Eamonn's Romeo has tunnel vision in the training of Lights Leary. "But Romeo is a purist. He doesn't believe in anything but the work. He is improving me as a boxer. I'm feeling stronger and faster every day but my relationship with my father and brother is deteriorating at the same speed. I finally decide I have no choice but to go ahead and do the promotion without Ed."
Holt reflected on his guest star. "Eamonn Walker is giving a very rich, interesting and complex performance. Ed Romeo is clearly a deeply troubled man but also brilliant. In a way he’s hypnotized me and my wife and kids. What is so fascinating about Eamonn’s portrayal is that he keeps you guessing about what might happen next - which is always interesting."
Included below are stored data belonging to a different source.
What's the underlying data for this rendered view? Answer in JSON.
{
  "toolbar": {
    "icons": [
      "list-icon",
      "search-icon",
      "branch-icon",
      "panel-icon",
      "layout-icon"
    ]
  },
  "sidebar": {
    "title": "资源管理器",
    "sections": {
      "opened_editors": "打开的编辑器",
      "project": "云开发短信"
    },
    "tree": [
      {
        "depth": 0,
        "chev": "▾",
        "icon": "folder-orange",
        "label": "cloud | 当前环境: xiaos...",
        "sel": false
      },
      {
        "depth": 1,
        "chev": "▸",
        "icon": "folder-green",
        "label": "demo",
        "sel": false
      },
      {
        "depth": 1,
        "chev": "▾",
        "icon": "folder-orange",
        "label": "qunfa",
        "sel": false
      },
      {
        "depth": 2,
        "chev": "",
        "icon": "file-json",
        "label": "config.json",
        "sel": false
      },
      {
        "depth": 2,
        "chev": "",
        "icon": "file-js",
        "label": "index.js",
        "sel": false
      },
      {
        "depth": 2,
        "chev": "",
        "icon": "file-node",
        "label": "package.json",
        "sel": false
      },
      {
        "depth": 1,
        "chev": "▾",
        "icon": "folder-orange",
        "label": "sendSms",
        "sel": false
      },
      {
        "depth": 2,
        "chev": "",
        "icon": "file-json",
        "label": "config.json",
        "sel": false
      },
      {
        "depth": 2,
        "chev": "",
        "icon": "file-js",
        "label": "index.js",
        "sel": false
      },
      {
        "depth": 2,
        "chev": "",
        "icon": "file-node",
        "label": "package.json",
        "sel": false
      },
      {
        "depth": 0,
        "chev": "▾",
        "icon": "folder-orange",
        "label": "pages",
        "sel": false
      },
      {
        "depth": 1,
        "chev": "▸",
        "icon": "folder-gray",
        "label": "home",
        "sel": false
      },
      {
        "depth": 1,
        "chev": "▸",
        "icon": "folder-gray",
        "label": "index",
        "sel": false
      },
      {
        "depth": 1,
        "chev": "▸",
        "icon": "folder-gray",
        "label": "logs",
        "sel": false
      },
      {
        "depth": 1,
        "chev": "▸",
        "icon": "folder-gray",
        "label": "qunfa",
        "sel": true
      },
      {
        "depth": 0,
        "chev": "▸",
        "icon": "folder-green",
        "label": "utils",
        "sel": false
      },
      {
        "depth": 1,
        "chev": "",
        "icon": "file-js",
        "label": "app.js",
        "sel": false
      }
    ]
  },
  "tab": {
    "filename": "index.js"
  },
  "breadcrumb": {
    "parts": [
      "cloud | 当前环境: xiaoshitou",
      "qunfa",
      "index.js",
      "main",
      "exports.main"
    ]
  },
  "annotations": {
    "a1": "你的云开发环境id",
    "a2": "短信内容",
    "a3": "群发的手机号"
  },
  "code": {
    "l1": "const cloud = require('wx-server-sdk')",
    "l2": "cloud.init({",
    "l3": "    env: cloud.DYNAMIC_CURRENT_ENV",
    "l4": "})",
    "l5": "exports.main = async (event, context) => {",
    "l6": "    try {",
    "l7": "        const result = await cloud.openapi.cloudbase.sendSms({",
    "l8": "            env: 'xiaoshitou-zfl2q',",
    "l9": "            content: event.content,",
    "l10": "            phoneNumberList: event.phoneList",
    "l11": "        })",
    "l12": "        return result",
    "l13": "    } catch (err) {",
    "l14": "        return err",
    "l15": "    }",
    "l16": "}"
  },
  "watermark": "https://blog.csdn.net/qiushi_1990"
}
A troubling moment knocks Light back to the ropes. "When I come into the gym and find him having a picnic lunch and a bottle of wine alone with my wife, I start to become for the first time a little skeptical. This is a very different kind of boxing training than I've ever heard of," says Holt.
This episode reveals both the conflict between promotional business and athletic arts, but the double edged nature of many of an athlete's relationships. Holt says, "What does a fighter really need to be successful? Yes, part of it is physical, and yes, part of it is psychological. But part of it is also emotional and if a fighter is not in the right place emotionally no matter how prepared to he is physically and mentally there will still be something crucial that's missing. Romeo is a great trainer and inspirational man with fascinating and very effective techniques, but finally the fighter is alone in the ring. The trainer controls the fighter throughout his preparations but ultimately cannot accompany the fighter into the ring."
This pivotal episode focuses on the control and the relationship between a trainer and boxer. A trainer controls what the fighter eats when he works out, when he sleeps when he runs and when he spars. A trainer tries to control as many aspects of the fighter as he can, but ultimately the thing the trainer can't control is the fighters emotions.
Holt concludes, "Romeo is brilliant and a great trainer. But without my family there's a void. I can't cut my family out of my life. Your body can be right, and your head can be right, but your heart has to be right too and my heart is with my family, with my dad and my brother. As much as I respected Romeo I come to understand that I need my father and my brother in my corner. They’ve been there from the beginning and they'll be there until the end."